Title: Free-air CO2 enrichment (face): model analysis of gaseous dispersion arrays for studying rising atmospheric CO2 effects on vegetation

Author
item Allen Jr, Leon
item BELADI, S - UNIVERSITY OF FLORIDA

Submitted to: Meeting Abstract
Publication Type: Abstract Only
Publication Acceptance Date: 6/5/2007
Publication Date: N/A
Citation: N/A

Interpretive Summary: N/A

Technical Abstract: Atmospheric carbon dioxide (CO2) has risen from about 280 to 380 micromol/mol since the beginning of the industrial revolution due mainly to burning of fossil fuels. Free-Air CO2 Enrichment (FACE) arrays have been devised with large areas and undisturbed aerial conditions that allow secondary soil or gas treatments. Limitations include cost of CO2, complexity, and inability to provide CO2 X temperature interactions across controlled wide ranges of temperatures.
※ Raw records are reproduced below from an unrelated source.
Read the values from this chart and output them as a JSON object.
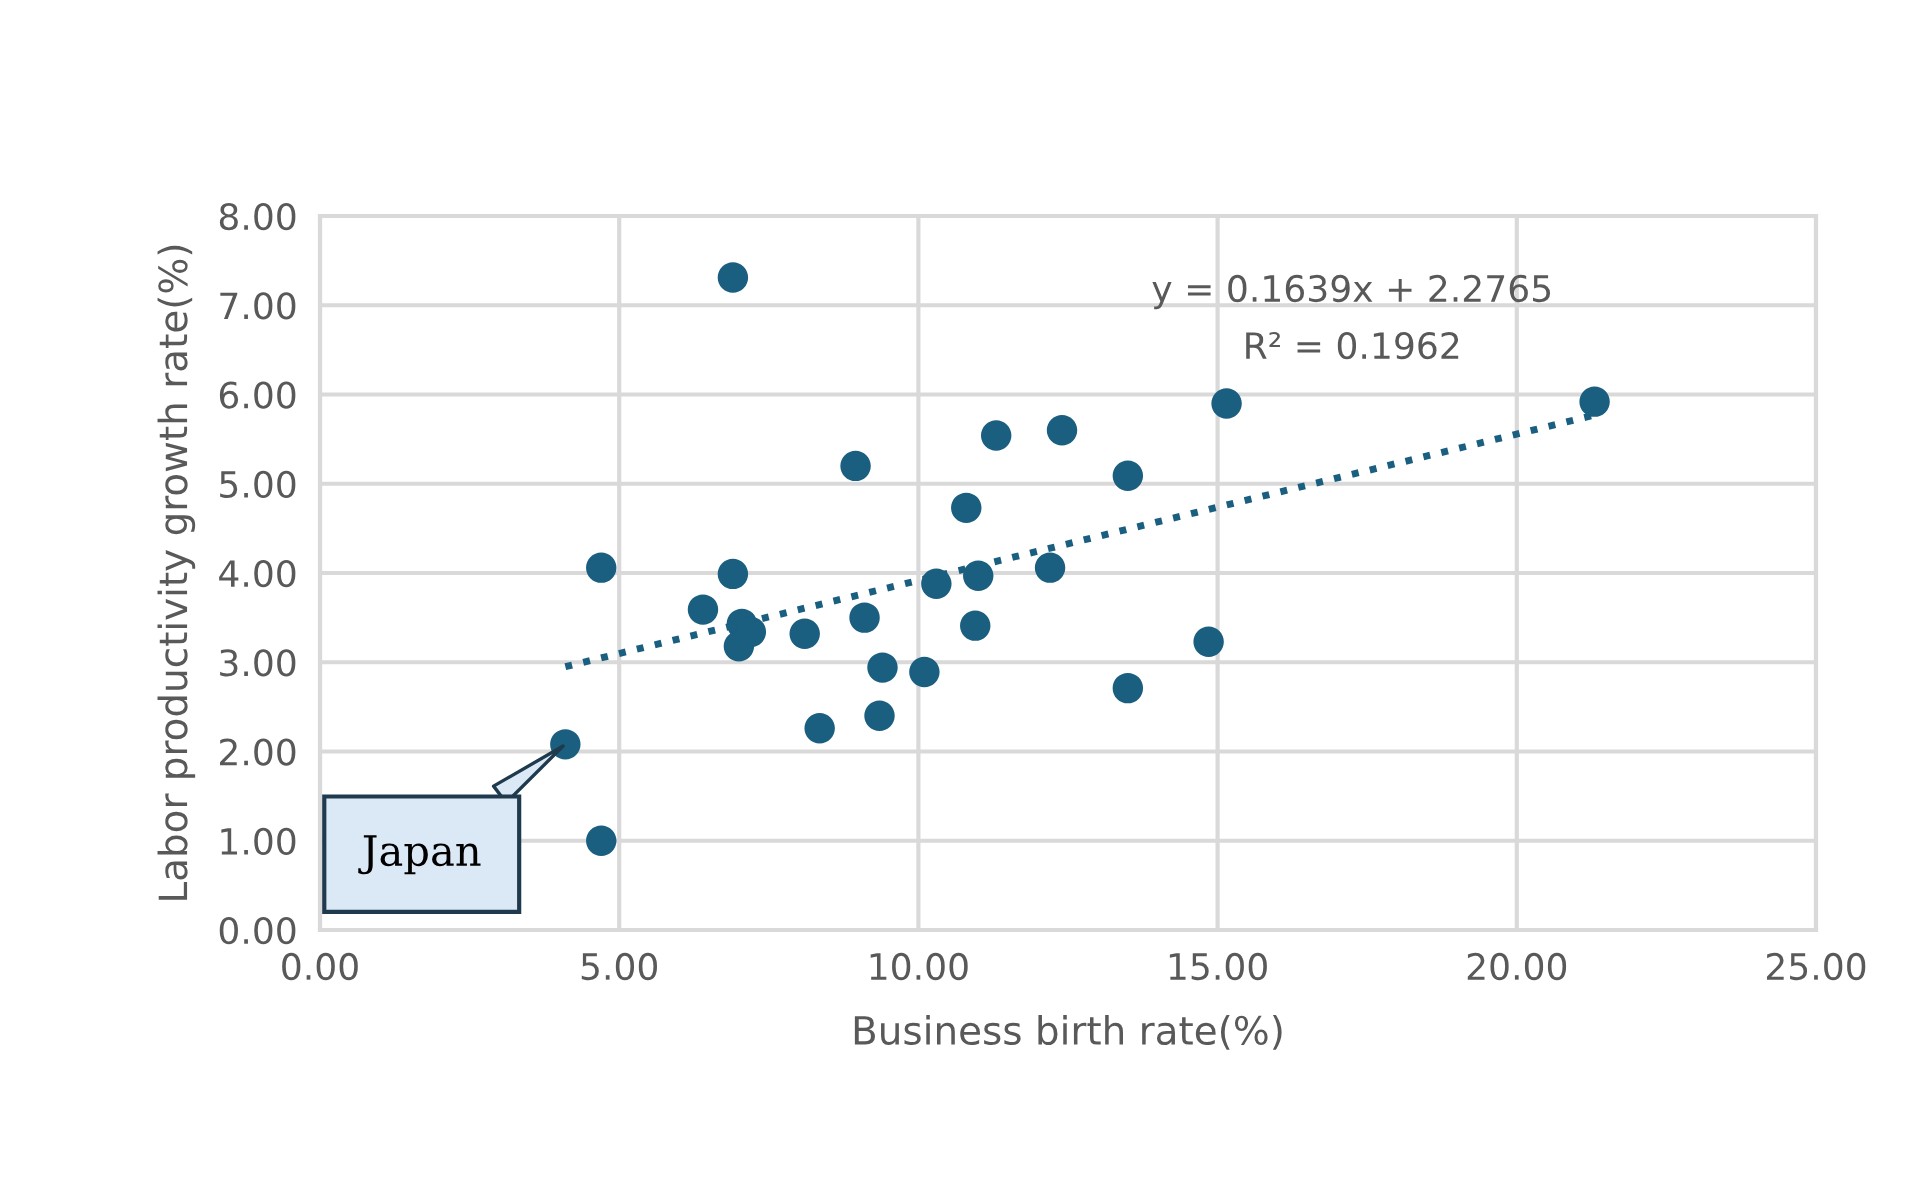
{
  "chart_data": {
    "type": "scatter",
    "xlabel": "Business birth rate(%)",
    "ylabel": "Labor productivity growth rate(%)",
    "xlim": [
      0,
      25
    ],
    "ylim": [
      0,
      8
    ],
    "xticks": [
      {
        "value": 0,
        "label": "0.00"
      },
      {
        "value": 5,
        "label": "5.00"
      },
      {
        "value": 10,
        "label": "10.00"
      },
      {
        "value": 15,
        "label": "15.00"
      },
      {
        "value": 20,
        "label": "20.00"
      },
      {
        "value": 25,
        "label": "25.00"
      }
    ],
    "yticks": [
      {
        "value": 0,
        "label": "0.00"
      },
      {
        "value": 1,
        "label": "1.00"
      },
      {
        "value": 2,
        "label": "2.00"
      },
      {
        "value": 3,
        "label": "3.00"
      },
      {
        "value": 4,
        "label": "4.00"
      },
      {
        "value": 5,
        "label": "5.00"
      },
      {
        "value": 6,
        "label": "6.00"
      },
      {
        "value": 7,
        "label": "7.00"
      },
      {
        "value": 8,
        "label": "8.00"
      }
    ],
    "grid": true,
    "legend": false,
    "marker": "circle",
    "series": [
      {
        "color": "#1a5e80",
        "x": [
          4.7,
          4.1,
          4.7,
          6.4,
          6.9,
          6.9,
          7.05,
          7.0,
          7.2,
          8.1,
          8.35,
          9.1,
          8.95,
          9.35,
          9.4,
          10.1,
          10.3,
          10.8,
          10.95,
          11.0,
          11.3,
          12.4,
          12.2,
          13.5,
          13.5,
          14.85,
          15.15,
          21.3
        ],
        "values": [
          1.0,
          2.08,
          4.06,
          3.59,
          3.99,
          7.31,
          3.43,
          3.18,
          3.34,
          3.32,
          2.26,
          3.5,
          5.2,
          2.4,
          2.94,
          2.89,
          3.88,
          4.73,
          3.41,
          3.97,
          5.54,
          5.6,
          4.06,
          5.09,
          2.71,
          3.23,
          5.9,
          5.92
        ]
      },
      {
        "type": "line",
        "color": "#1a5e80",
        "line_style": "dotted",
        "marker": "none",
        "x": [
          4.1,
          21.3
        ],
        "values": [
          2.95,
          5.77
        ]
      }
    ],
    "annotations": [
      "y = 0.1639x + 2.2765",
      "R² = 0.1962",
      {
        "text": "Japan",
        "x": 4.1,
        "y": 2.08
      }
    ]
  }
}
This modeling study predicted CO2 dispersion within several types of emission arrays including ground-level area-source emitters, upwind vertical vent pipe emitters, elevated within-block area-source emitters, and combinations of each, for vegetation ranging from a tall 40-m forest to a short 0.3-m grassland. A two-dimensional vertical eddy diffusion and horizontal mass transport model was used to predict CO2 dispersion. The combination of elevated area-source emitters with upwind vertical vent pipes predicted the most uniform distributions of CO2, but the upwind vertical vent pipe emitters alone gave satisfactory distributions, and are easier to set up for experiments. As expected, predicted CO2 costs were proportional to the height and area of vegetation.